Congress is not the way forward, enough with their cowardice. Communists are lost, as they seem to have two faces, one when they face China and one towards India, they have shown again and again in WB and Kerala.
We have a powerful 2020 vision, and global situation right now has given us a tremendous opportunity for us to regain our past glory, so the Media should forget its petty differences and biases and focus on the right things. Portray the right leader, Congress will keep the people under the poverty line, the regional parties will cling to power at any cost, so we need a national alternative at this time for sure. If the so called educated and geniuses are going to kick around, one potential leader we have to achieve our vision, what do we expect from the uneducated and downtrodden folks. They are going to vote for color TVs, one Kg of rice, free electricity and other free stuff, ignoring the Man who called on all the farmers and have directly and boldly told them, that they pay their taxes in time, pay for electricity in return of 24 hours of electricity and clean governance. All we need to do is put all these in a table of comparison, educate the masses, and let them choose, rather than our own prejudices spill through the pen.
check this out, everyone is welcome to contribute, promise it to be very positive. http://2020dreams.blogspot.com/

Chevalier said...

Your blog seems to have some weird visitors.
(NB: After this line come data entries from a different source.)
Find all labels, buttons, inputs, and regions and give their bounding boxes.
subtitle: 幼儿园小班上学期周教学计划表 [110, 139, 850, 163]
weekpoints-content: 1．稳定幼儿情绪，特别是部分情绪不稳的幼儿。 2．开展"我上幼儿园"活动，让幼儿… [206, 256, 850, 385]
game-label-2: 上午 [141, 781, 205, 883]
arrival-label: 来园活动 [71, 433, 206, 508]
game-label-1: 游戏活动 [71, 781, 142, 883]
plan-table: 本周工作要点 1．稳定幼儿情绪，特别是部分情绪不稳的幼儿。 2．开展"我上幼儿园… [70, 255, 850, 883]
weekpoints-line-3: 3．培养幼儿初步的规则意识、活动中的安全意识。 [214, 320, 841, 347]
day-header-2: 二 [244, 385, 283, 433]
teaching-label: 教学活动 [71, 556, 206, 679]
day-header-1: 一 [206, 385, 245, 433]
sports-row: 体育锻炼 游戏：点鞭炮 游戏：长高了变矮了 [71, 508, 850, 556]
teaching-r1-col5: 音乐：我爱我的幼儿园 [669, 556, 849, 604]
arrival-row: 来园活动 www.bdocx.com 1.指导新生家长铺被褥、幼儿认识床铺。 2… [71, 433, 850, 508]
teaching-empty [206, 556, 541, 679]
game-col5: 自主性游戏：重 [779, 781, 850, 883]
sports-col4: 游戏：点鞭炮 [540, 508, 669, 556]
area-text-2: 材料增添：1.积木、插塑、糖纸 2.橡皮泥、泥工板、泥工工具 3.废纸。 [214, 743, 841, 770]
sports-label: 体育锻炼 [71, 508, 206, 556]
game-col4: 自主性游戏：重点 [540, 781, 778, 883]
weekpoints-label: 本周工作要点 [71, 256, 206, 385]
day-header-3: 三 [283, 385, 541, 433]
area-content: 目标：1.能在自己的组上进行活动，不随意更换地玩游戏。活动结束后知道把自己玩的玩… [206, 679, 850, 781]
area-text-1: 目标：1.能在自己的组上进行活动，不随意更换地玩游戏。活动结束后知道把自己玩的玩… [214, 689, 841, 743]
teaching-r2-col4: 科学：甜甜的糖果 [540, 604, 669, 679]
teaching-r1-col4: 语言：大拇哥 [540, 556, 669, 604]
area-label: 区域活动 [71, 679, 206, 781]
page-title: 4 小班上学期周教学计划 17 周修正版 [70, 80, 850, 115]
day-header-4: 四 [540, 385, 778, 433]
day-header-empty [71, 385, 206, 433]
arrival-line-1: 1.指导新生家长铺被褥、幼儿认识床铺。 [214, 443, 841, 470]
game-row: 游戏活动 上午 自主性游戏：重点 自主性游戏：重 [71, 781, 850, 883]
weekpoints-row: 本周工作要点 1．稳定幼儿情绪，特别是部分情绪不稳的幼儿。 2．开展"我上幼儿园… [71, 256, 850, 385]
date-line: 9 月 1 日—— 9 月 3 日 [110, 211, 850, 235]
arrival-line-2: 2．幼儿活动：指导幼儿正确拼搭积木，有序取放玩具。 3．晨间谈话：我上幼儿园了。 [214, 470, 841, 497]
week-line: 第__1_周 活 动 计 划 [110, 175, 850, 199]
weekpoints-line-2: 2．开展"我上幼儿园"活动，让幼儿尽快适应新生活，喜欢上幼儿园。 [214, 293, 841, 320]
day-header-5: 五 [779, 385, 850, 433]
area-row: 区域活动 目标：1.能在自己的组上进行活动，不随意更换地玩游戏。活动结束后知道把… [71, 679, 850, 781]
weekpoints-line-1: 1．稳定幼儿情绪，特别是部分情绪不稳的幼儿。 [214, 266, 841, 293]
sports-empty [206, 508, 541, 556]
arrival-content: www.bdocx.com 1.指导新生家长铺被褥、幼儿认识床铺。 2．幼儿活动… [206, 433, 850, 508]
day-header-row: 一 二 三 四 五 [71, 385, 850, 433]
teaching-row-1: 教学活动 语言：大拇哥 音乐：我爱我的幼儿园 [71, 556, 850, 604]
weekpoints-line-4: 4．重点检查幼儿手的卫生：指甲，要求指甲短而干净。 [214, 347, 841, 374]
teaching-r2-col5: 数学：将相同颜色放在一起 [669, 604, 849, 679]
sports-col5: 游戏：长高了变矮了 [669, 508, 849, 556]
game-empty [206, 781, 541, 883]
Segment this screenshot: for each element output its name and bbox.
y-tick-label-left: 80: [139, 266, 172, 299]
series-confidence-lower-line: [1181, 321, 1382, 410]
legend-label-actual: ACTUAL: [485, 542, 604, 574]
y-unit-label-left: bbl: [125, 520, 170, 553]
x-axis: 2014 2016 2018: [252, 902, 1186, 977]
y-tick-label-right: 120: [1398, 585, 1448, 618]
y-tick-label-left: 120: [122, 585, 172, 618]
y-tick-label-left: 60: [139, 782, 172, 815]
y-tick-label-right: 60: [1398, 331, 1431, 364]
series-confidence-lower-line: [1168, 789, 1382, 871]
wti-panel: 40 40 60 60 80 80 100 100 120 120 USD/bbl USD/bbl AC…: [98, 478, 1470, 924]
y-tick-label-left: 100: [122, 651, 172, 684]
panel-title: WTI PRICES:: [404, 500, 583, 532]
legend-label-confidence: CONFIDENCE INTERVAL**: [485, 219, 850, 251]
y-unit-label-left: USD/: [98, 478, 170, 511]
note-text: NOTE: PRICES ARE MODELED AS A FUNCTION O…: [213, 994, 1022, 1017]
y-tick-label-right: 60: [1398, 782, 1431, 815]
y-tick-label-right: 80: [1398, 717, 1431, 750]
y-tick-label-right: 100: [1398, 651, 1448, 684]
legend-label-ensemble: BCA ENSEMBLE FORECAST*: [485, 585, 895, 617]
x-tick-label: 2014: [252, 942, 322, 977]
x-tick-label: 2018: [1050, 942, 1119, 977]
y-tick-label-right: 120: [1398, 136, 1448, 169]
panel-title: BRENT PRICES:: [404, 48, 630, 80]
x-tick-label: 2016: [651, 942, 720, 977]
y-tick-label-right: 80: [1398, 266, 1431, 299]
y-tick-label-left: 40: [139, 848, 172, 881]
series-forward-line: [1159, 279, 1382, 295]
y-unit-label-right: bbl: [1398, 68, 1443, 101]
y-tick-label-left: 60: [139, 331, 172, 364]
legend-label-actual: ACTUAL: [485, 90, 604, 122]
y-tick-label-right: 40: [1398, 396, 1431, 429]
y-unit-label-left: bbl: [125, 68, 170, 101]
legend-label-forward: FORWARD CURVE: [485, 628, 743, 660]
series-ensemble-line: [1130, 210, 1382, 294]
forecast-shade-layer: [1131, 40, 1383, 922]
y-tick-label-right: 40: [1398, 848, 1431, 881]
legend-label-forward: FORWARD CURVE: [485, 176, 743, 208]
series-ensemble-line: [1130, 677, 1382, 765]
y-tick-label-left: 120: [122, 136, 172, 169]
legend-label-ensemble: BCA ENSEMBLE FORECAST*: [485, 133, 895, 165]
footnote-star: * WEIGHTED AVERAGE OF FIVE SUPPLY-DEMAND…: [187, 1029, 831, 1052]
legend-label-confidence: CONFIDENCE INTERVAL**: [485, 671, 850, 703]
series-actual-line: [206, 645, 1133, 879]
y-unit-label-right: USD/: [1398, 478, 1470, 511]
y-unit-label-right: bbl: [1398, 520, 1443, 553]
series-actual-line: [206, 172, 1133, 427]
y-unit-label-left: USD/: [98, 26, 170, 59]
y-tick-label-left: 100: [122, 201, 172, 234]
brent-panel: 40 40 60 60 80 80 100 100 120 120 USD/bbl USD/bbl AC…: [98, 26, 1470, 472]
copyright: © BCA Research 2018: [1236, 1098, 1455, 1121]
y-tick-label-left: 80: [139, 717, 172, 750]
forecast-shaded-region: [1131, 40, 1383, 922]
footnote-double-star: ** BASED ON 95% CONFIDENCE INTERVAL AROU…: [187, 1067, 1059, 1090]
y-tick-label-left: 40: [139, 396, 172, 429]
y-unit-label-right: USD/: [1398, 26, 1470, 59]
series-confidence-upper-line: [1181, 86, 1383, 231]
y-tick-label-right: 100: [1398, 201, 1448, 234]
Thanks for the link to the Jyotirmaya essay, though.

It's eerie how 'Return to the roots' and 'firm hand' are the exact same phrases used by every idiot through the ages that sets his/her country back for decades/centuries: in Iran before the 'revolution' in the 1970s, in Afghanistan with the Taliban in the 1980s/90s, or in Florence with Savonarola and the bonfire of the vanities in the 15th century.

We know what happened after each one of those 'return to the roots'. As Santayana said, those who don't learn from history are condemned to repeat it.

fiercepothead said...

yes,indeed,there are some aliens on your blog. thanks for the post. Modi deserves to be tried,first.

Anonymous said...

As a non-indian american and amature indophile, I cannot help but draw the obvious similarities between American's Democrats and Republicans and India's Congress and BJP.
America's, and much of the world's, economy is now experiencing the effects of 8 yrs of unregulated coporatism under the conservative Bush Administration. I see no reason to belive India under a corporatist stucture would fair any better.